In quegli anni ha partecipato e promosso numerose manifestazioni nazionali e locali. Tra le più significative, si ricordano la manifestazione di Bologna del 21 maggio 1967 e il corteo nazionale per la pace in Vietnam a Milano il 4 novembre 1967. E dal 20 novembre al 5 dicembre 1970 con una delegazione composta dal segretario confederale Aldo Giunti, dal segretario della Camera del lavoro di Milano Pierluigi Perotta, dal segretario della Camera del lavoro di Roma Carlo Bensi e dalla segretaria generale aggiunta della Filziat, oggi inglobata nella Flai, Nella Marcellino è stata ospite dei sindacati della Repubblica Democratica del Vietnam.

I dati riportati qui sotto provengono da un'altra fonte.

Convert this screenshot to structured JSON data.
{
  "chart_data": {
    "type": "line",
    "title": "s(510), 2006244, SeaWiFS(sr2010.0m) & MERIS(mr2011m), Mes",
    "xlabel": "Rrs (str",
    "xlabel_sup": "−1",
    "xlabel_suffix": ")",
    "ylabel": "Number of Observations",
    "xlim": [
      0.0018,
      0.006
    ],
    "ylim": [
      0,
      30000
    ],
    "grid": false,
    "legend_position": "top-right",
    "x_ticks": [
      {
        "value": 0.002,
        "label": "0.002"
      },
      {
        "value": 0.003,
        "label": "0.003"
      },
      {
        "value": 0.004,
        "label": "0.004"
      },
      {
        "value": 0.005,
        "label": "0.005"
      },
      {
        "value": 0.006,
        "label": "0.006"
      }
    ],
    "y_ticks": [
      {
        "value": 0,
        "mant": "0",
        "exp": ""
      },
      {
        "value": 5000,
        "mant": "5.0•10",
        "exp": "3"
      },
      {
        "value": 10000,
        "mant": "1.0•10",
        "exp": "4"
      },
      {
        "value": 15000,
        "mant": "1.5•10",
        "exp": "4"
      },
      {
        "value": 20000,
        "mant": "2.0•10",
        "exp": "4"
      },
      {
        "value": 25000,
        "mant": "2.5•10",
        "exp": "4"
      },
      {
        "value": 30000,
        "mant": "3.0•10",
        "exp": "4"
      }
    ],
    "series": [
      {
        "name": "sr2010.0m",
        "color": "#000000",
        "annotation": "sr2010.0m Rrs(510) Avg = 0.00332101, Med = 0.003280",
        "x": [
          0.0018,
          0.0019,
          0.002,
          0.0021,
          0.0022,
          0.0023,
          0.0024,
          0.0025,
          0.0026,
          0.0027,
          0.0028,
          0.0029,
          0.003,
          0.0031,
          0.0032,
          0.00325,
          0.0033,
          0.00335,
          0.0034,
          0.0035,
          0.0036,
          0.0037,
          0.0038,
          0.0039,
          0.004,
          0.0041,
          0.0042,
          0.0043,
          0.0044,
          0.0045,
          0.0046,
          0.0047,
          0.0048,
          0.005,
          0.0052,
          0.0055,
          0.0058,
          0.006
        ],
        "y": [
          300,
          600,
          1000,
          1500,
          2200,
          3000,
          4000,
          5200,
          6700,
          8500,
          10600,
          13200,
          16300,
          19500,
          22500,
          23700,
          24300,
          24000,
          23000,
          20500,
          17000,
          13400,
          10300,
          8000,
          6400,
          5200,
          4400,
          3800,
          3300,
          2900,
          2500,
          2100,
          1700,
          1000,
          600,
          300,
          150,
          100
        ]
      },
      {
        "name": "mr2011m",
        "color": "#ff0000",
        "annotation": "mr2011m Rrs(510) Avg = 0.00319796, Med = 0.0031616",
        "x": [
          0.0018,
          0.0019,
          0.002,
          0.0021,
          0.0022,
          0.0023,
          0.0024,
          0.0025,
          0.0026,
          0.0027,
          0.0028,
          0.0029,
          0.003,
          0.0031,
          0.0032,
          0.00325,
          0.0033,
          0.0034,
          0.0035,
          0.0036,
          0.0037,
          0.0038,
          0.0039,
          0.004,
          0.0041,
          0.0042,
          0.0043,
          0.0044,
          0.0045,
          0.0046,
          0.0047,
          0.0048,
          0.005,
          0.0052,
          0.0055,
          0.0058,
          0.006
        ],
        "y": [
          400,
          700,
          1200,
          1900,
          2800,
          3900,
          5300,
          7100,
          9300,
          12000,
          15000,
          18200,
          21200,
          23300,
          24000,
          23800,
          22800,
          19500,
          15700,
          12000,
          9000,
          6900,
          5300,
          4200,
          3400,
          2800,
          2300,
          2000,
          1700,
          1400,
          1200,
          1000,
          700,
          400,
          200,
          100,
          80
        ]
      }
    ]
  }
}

Quel viaggio viene documentato grazie ad un reportage uscito su Rassegna sindacale, che concludeva con un appello e un impegno concreto: “Ma noi, come gli altri popoli, dobbiamo molto ai vietnamiti, siamo in debito con loro. Dobbiamo dare di più. In questo momento bisogna intensificare la battaglia e fare sentire la nostra protesta e la nostra collera ma questo non è ancora sufficiente. Il popolo vietnamita ha bisogno di tutto: di sangue, di medicinali, di mezzi finanziari. Riceve molto, ma le sue necessità sono grandi ed impellenti. Ogni lavoratore e ogni organizzazione deve sentire il dovere di prendere iniziative per intensificare l’aiuto politico e concreto al Vietnam. La nostra delegazione ha preso l’impegno di porre questi problemi al movimento sindacale italiano”.